Fourth, and most precarious, are women like Rubka who have entered into relationships with men of different nationalities (Syrian, Egyptian or Sudanese) who are irregular migrants themselves and/or are unwilling to marry them. The children of such relationships often have ambiguous legal status if their father refuses to acknowledge them. The Ethiopian government requires documentation of paternity to register the child as Ethiopian, and requires the permission of the father in order to allow the child to travel out of Lebanon on laissez passer papers. For many such women, the only form of documentation of their child’s existence is a baptism certificate issued by the Ethiopian Orthodox Church in Lebanon.
The legal status of children is therefore contingent on the migration status of their parents.
Registering births
Migrants in Lebanon are at a disadvantage in registering their children with authorities. A survey by Insan Association found that while 0% of Lebanese children are not registered, 10% of children of documented migrants and 63% of children of undocumented migrants are not registered. Migrant workers who have children born in Lebanon and manage to keep them in the country (particularly those that are undocumented) have very few alternatives in terms of childcare since they have neither the family networks nor the resources to arrange for their care needs. Migrant mothers in Lebanon usually cannot afford better quality childcare services given their low salaries. Further, as the Insan survey showed, 56.7% of children of documented migrants and 55.2% of children of undocumented migrants do not attend school. This stands in contrast to Lebanese children, (100%) of whom are reported to be attending school.
In 2014, in a covert attempt to control what was seen as a burgeoning problem, the GDGS began obstructing the renewal of residence permits of children of migrant workers. Although GDGS did not make public any policy directive regarding non-renewal, civil society organizations noticed that this was systematically happening even when both parents were regular migrants working in Lebanon and had not had previous problems registering their children. Further, in October, 2014 GDGS also attempted to disallow any relationships engaged in by MDWS by requiring employers to ensure that no migrant worker under their sponsorship marries any person whether foreign or Lebanese while on Lebanese territories (GDGS Public Notice No. 1778 dated 10/10/2014). The Ministry of Justice overturned this latter directive in July 2015 due to lobbying pressure from civil society stakeholders and the media.

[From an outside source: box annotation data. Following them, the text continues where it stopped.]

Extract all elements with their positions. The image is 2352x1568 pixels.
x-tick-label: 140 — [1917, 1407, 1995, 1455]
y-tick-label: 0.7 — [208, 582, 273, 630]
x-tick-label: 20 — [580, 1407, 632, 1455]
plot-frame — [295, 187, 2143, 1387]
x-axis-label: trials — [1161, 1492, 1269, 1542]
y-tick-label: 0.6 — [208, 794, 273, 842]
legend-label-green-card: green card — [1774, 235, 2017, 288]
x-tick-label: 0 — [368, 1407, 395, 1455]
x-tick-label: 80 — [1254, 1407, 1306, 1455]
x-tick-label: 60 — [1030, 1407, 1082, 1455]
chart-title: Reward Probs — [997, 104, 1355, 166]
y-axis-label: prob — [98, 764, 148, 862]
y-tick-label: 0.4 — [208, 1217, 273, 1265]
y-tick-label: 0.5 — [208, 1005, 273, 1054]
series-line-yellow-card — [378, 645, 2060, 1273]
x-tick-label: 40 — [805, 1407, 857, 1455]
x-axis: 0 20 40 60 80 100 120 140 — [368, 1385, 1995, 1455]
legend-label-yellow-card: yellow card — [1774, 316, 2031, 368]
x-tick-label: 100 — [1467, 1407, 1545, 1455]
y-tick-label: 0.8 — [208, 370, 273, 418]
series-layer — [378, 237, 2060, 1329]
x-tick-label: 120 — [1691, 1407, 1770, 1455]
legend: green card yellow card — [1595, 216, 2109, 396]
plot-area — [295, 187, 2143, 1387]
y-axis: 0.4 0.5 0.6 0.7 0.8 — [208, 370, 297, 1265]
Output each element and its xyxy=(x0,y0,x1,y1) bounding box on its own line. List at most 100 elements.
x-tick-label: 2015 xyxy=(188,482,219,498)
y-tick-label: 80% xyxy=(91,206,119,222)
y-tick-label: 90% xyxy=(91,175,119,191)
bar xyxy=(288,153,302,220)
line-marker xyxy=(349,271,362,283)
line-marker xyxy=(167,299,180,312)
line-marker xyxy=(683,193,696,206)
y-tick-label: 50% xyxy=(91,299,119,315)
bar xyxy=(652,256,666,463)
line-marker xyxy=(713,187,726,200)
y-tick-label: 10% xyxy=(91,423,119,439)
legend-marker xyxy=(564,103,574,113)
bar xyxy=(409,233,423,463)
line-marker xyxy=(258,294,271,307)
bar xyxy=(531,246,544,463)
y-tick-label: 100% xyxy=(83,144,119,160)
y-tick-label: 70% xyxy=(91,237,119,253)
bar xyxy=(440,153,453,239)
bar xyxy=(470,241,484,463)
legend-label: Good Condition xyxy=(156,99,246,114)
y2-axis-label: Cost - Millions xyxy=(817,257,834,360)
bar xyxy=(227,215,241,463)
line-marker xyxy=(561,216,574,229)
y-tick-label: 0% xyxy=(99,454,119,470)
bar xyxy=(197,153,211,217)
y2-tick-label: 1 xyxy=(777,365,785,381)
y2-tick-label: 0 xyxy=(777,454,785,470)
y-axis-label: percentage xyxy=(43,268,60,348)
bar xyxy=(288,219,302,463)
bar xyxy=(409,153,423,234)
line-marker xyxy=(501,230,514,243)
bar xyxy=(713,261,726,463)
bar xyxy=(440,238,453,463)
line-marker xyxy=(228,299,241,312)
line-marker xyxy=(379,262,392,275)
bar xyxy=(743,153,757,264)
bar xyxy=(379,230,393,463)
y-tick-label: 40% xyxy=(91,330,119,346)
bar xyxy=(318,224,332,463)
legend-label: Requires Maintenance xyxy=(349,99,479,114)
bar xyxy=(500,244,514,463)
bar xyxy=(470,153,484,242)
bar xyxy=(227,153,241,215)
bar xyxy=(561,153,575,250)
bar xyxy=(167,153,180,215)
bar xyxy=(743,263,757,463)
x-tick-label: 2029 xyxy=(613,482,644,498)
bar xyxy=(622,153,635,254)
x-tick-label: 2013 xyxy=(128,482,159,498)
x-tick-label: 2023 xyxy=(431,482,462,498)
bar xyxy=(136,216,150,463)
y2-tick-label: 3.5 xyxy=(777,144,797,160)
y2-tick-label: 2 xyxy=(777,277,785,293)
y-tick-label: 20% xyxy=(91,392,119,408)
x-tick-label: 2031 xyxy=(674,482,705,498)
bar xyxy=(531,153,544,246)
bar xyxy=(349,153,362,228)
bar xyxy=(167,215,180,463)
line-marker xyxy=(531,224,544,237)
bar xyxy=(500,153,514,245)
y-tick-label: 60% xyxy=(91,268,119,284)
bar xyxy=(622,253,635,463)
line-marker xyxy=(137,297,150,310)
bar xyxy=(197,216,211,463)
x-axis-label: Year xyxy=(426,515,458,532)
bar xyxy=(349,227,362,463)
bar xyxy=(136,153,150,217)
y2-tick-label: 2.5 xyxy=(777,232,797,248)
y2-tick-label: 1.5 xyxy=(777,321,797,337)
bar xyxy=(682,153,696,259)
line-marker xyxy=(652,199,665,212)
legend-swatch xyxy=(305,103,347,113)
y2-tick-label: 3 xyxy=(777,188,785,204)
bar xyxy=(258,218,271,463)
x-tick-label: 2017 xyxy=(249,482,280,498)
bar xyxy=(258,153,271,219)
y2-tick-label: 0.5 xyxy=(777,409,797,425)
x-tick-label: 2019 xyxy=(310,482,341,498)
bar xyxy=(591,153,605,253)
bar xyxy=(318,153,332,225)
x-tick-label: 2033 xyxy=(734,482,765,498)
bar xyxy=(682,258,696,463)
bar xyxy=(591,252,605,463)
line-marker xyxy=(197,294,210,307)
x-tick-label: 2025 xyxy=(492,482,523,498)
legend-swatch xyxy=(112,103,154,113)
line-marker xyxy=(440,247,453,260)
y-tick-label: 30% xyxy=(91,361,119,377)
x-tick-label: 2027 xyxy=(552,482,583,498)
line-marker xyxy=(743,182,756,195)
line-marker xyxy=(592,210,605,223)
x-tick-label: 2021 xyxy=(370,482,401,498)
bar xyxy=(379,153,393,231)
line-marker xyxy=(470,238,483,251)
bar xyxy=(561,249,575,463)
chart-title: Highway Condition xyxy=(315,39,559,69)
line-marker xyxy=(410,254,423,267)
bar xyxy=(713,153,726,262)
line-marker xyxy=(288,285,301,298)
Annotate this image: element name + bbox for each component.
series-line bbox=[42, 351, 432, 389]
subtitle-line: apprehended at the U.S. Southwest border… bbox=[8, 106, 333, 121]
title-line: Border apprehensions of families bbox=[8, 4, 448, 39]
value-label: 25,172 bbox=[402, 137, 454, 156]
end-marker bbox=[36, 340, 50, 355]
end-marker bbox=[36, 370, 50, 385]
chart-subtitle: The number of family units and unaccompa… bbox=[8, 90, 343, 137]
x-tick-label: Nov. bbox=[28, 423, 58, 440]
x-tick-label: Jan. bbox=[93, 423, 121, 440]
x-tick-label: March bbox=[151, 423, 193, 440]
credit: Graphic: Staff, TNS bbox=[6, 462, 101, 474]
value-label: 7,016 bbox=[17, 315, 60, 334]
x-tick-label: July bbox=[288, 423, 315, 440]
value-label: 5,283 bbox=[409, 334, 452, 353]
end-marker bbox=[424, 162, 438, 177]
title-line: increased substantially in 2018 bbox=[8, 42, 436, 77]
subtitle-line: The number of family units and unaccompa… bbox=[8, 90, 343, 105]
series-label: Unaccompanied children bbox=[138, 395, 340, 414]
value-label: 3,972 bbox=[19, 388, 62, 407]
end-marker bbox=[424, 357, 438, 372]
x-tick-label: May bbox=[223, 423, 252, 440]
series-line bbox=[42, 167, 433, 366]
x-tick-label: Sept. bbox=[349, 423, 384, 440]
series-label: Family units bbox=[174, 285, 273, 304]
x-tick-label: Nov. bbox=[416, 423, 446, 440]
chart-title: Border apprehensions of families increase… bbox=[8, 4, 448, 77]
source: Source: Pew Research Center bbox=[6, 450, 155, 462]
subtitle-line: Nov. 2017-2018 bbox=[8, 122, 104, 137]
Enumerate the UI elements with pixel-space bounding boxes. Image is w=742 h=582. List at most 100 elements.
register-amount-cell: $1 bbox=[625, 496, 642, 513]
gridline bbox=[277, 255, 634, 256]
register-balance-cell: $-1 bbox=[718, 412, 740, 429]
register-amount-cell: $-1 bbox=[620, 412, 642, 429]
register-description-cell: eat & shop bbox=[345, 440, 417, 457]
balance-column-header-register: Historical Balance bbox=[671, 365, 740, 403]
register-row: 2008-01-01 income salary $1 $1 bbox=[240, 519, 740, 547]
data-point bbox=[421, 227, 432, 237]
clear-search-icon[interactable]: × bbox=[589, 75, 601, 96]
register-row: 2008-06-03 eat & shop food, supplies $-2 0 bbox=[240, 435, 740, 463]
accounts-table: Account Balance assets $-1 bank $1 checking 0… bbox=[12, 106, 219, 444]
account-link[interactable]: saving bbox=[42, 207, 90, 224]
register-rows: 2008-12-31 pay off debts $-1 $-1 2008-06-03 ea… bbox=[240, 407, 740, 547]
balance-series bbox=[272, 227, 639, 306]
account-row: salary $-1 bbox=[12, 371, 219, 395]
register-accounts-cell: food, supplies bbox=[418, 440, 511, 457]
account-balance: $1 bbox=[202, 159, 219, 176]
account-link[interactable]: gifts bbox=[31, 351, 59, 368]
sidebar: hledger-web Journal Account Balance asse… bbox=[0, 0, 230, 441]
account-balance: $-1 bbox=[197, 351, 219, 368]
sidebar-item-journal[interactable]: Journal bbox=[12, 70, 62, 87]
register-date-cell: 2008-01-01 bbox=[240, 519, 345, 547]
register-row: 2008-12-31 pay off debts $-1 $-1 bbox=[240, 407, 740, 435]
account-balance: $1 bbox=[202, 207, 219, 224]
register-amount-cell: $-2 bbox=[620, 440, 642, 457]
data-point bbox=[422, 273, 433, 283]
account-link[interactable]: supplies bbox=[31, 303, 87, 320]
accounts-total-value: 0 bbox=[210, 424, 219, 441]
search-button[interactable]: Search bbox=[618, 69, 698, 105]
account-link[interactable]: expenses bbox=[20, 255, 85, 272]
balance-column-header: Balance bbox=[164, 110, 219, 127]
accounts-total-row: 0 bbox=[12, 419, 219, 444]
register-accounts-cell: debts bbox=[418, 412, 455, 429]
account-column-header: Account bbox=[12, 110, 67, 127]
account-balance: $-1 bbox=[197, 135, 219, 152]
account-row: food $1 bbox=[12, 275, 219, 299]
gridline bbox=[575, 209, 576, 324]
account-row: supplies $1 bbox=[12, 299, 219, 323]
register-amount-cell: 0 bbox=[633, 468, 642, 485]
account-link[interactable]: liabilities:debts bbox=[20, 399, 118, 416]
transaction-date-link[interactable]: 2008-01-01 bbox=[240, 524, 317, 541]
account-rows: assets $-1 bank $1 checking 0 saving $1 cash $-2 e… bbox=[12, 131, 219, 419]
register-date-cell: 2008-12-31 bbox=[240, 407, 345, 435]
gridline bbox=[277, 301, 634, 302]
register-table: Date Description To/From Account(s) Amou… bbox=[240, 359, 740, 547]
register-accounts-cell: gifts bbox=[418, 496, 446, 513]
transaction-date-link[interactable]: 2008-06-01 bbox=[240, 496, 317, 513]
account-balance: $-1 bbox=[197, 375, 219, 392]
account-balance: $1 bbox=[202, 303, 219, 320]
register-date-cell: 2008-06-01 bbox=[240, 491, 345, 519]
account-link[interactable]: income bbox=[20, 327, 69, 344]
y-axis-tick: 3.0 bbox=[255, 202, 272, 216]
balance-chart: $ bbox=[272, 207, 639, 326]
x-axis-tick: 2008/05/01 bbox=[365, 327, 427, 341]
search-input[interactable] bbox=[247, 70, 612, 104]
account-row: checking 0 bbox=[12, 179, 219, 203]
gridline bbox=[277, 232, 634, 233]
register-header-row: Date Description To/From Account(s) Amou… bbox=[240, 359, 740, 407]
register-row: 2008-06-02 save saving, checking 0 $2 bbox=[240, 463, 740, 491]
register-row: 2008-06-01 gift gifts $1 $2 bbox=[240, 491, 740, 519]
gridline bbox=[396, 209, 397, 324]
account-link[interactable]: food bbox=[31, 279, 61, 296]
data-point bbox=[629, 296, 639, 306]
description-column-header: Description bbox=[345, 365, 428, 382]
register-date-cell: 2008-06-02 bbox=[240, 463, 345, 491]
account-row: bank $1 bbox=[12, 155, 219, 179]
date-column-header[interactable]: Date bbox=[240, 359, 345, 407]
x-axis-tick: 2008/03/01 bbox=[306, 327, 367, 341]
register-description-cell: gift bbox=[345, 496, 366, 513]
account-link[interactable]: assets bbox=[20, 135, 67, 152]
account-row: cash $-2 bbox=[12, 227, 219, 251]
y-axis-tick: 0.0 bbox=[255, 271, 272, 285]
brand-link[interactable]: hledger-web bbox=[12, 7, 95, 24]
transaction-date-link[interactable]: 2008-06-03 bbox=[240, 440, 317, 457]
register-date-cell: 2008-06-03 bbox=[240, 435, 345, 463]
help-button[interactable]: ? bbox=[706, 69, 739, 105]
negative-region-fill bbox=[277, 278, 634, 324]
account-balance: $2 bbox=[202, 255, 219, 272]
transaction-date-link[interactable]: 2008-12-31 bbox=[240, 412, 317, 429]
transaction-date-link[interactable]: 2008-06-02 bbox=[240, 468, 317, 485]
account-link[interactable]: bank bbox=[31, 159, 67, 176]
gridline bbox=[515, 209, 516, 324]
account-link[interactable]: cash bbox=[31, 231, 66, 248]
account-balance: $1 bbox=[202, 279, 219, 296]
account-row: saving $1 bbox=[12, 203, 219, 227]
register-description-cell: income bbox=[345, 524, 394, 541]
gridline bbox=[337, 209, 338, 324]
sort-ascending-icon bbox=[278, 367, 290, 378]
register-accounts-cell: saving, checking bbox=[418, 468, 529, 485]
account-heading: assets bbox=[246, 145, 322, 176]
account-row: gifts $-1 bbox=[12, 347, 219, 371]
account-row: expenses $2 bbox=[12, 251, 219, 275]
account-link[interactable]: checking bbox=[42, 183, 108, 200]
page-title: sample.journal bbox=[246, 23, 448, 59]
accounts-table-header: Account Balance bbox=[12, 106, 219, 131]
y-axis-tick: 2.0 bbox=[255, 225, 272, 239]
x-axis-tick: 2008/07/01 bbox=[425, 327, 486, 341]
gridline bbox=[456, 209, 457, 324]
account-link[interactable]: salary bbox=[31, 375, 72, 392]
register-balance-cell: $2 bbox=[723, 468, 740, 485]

Although the advocacy of Lebanese civil society actors prevented the deterioration of the already precarious situation of migrant mothers and their children in Lebanon, the situation continues to violate the rights of migrant children under the Child Rights Convention (which Lebanon has ratified), many of whom are, in effect, stateless, and without access to education. Migrant women workers and their children are thus the victims of racist and gender biased immigration rules, forced into informal and dangerous survival strategies and deeper marginality.
*All names have been changed in this article to protect anonymity.
This article is based on research conducted by the author with Ethiopian women migrant workers in Lebanon between June and September 2016.
The research was presented at 'Families on the Move', a conference on migration, gender and family relations, co-organized by UN Women and New York University, School of Professional Studies, Center for Global Affairs, to inform UN Women’s upcoming flagship report Progress of the World’s Women: ‘Families in a Changing World’.